“NoNo están enfermos, son hijos sanos de la cultura de la violación”. Es un eslogan, perdónenme, excesivo. En Italia existía la cultura de la violación. Lo llamaron boda a la fuerzaestaba previsto en el código de Rocco, Ministro de Justicia del Duce -el Duce hoy muy lamentado incluso por muchas mujeres-, pero también existía antes: Quien violó a una mujer y se casó con ella vio extinguido el crimen.
En definitiva, quien quería una mujer se la llevaba, y estaba obligada por ley a pasar toda su vida con el hombre que la había violado, muchas veces con el consentimiento o la aceptación de la comunidad.
Hasta que una joven siciliana, Franca Viola, se negó -con el apoyo de su padre- a casarse con el hombre que la había violadodiciendo: “El honor lo pierde quien hace estas cosas, no quien las sufre”.
Ese ejemplo fue seguido por muchas mujeres, no sólo del Sur. Han pasado casi sesenta años desde entonces. Un abrir y cerrar de ojos, en la historia del ser humano. Una vida, en nuestra dimensión tan efímera y temporal.

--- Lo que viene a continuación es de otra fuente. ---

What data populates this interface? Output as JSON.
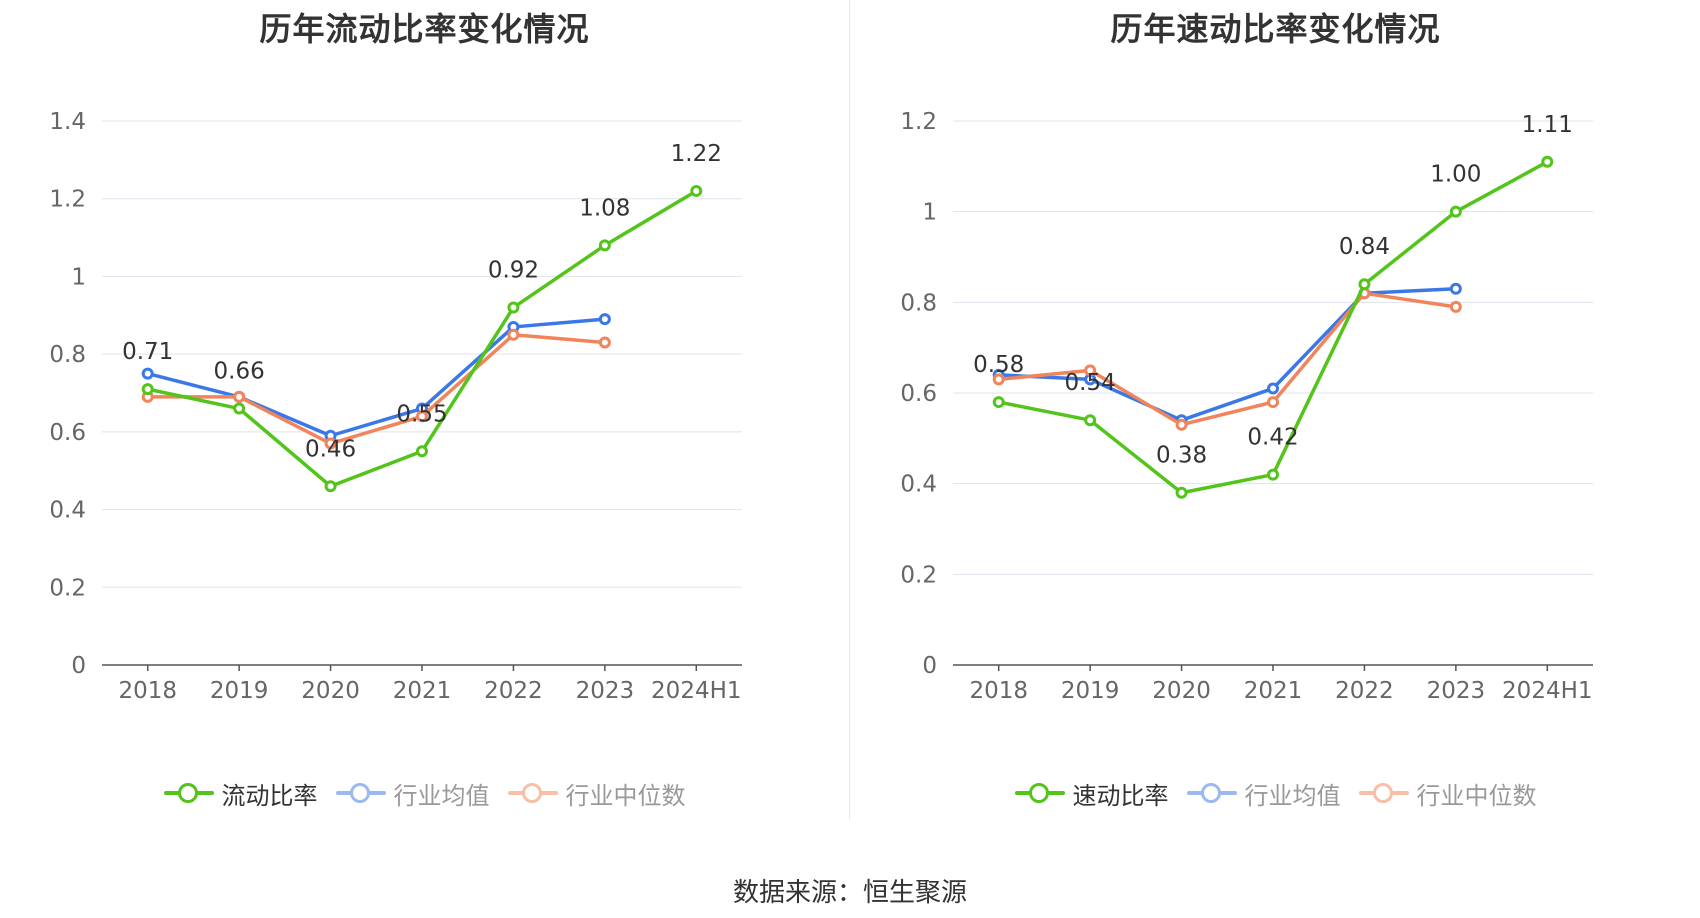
{
  "chart_data": [
    {
      "type": "line",
      "title": "历年流动比率变化情况",
      "categories": [
        "2018",
        "2019",
        "2020",
        "2021",
        "2022",
        "2023",
        "2024H1"
      ],
      "ylim": [
        0,
        1.4
      ],
      "yticks": [
        "0",
        "0.2",
        "0.4",
        "0.6",
        "0.8",
        "1",
        "1.2",
        "1.4"
      ],
      "grid": true,
      "legend_placement": "bottom",
      "series": [
        {
          "name": "流动比率",
          "color": "#52c41a",
          "values": [
            0.71,
            0.66,
            0.46,
            0.55,
            0.92,
            1.08,
            1.22
          ],
          "labels": [
            "0.71",
            "0.66",
            "0.46",
            "0.55",
            "0.92",
            "1.08",
            "1.22"
          ]
        },
        {
          "name": "行业均值",
          "color": "#3b78e7",
          "values": [
            0.75,
            0.69,
            0.59,
            0.66,
            0.87,
            0.89,
            null
          ]
        },
        {
          "name": "行业中位数",
          "color": "#f2845c",
          "values": [
            0.69,
            0.69,
            0.57,
            0.64,
            0.85,
            0.83,
            null
          ]
        }
      ]
    },
    {
      "type": "line",
      "title": "历年速动比率变化情况",
      "categories": [
        "2018",
        "2019",
        "2020",
        "2021",
        "2022",
        "2023",
        "2024H1"
      ],
      "ylim": [
        0,
        1.2
      ],
      "yticks": [
        "0",
        "0.2",
        "0.4",
        "0.6",
        "0.8",
        "1",
        "1.2"
      ],
      "grid": true,
      "legend_placement": "bottom",
      "series": [
        {
          "name": "速动比率",
          "color": "#52c41a",
          "values": [
            0.58,
            0.54,
            0.38,
            0.42,
            0.84,
            1.0,
            1.11
          ],
          "labels": [
            "0.58",
            "0.54",
            "0.38",
            "0.42",
            "0.84",
            "1.00",
            "1.11"
          ]
        },
        {
          "name": "行业均值",
          "color": "#3b78e7",
          "values": [
            0.64,
            0.63,
            0.54,
            0.61,
            0.82,
            0.83,
            null
          ]
        },
        {
          "name": "行业中位数",
          "color": "#f2845c",
          "values": [
            0.63,
            0.65,
            0.53,
            0.58,
            0.82,
            0.79,
            null
          ]
        }
      ]
    }
  ],
  "source": "数据来源：恒生聚源"
}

Entonces, por supuesto, la violencia sexual no ha terminado. Todavía hay demasiada violencia contra las mujeres, gran parte de la cual no se denuncia. Muchas mujeres cuestionaron valientemente a la policía, que no siempre aceptó sus denuncias; pero aquí se han dado demasiados pasos adelante, cuando yo era niño no había mujeres uniformadas, no había departamentos especializados en atender a las víctimas de violencia sexual e identificar a los perpetradores.
Lo hemos dicho muchas veces a lo largo de los años: La violencia contra las mujeres es un problema de los hombres, que deben cambiar y hacer cambiar a la minoría que aún no acepta la libertad de las mujeres.
Los radicalismos de ambos lados son legítimos, pero no siempre ayudan. No es cierto que todos los hombres sean inocentes, ni es cierto que todos sean culpables, a priori e independientemente.
Digamos que cada uno debe asumir su responsabilidad: no sólo no cometer violencia, sino prevenirla y denunciarla.